# I have questions about diy relabeling



## Shelli07 (Aug 7, 2017)

Hey y'all,

I'm new and have questions on how i can reliable my own t-shirts. I bought a screen print kit from Michaels but is clueless on what to do next. I want to make my own transfer labels and i am trying to a void paying set up fees to companiers plus the pride of the labels just for the tagless tag. Does anyone know how I can do this myself?


----------



## splathead (Dec 4, 2005)

1. Create your label artwork.

2. Using your artwork, follow the instructions you received with your print kit to create a screen.

3. Print using the instructions you received with your kit.


----------



## Shelli07 (Aug 7, 2017)

Thank you but the kit doesn't say anything about a transfer. It tells you how to screen print on a garment but no info on the paper to use, and the steps to make a transfer


----------



## NoXid (Apr 4, 2011)

There is a sub section on here about Plastisol transfers. Take a look around in there and/or search DIY Plastisol Transfers.

From what I have read, the hard part of creating Plastisol transfers is correctly curing the ink on the transfer paper, not too much, not too little. Else they will ultimately fail after being heat pressed onto a garment. So you need a decent conveyor oven in order to cure them with any reliability ... so much for doing this on a budget.

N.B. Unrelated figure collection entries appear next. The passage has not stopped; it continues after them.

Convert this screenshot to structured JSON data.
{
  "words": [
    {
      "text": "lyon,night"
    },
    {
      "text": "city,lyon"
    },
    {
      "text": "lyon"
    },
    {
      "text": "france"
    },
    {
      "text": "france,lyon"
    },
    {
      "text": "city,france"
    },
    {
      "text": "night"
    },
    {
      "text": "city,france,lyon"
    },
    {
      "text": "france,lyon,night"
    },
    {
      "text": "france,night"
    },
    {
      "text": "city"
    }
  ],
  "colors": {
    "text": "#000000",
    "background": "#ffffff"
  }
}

Much simpler just to directly screen print the neck labels to the garments. Most use a medium gray ink so it is less likely to show through on the other side.

Of course, WAY more simple to forget about replacing the neck label. No worries about labeling something the wrong size or fitting on all the fabric content, care instructions, and country of origin information.

Hang tags are a simpler and easier method of branding your garments if you must--and they are great if your garments will be sold in brick-n-mortar shops. Else, just another thing for customers to fuss with a moment and throw away.


----------



## Shelli07 (Aug 7, 2017)

Thank you. Have you tried oven curing? I've heard it can be done but not sure about the quality


----------



## NoXid (Apr 4, 2011)

I looked into making Plastisol transfers, but decided it was beyond my abilities--I do not have the space for a conveyor oven.

I decided to go with hang tags for shirts I sell wholesale, and nothing for shirts I directly retail. The reason? Whether directly screen printing the labels or using transfers made for me, labeling essentially doubles the time and labor I have into each shirt, but it does not double the price I can sell it for ... so why bother?


Oh, you are asking about curing Plastisol transfers in a kitchen oven? *Forget about it.* The stuff you read about curing Plastisol printed on a shirt does not directly apply to curing Plastisol printed on transfer paper.

Have you looked at threads about printing Plastisol transfers? Here is one from an experienced screen printer who ran into problems when they tried to print transfers.
http://www.t-shirtforums.com/plastisol-transfers/t441313.html


----------



## splathead (Dec 4, 2005)

Having plastisol transfers made by folks who only do that is the right way to go. Cheap, and no hassle on your end trying to make them yourself.

http://www.t-shirtforums.com/plastisol-transfers/t77081.html


----------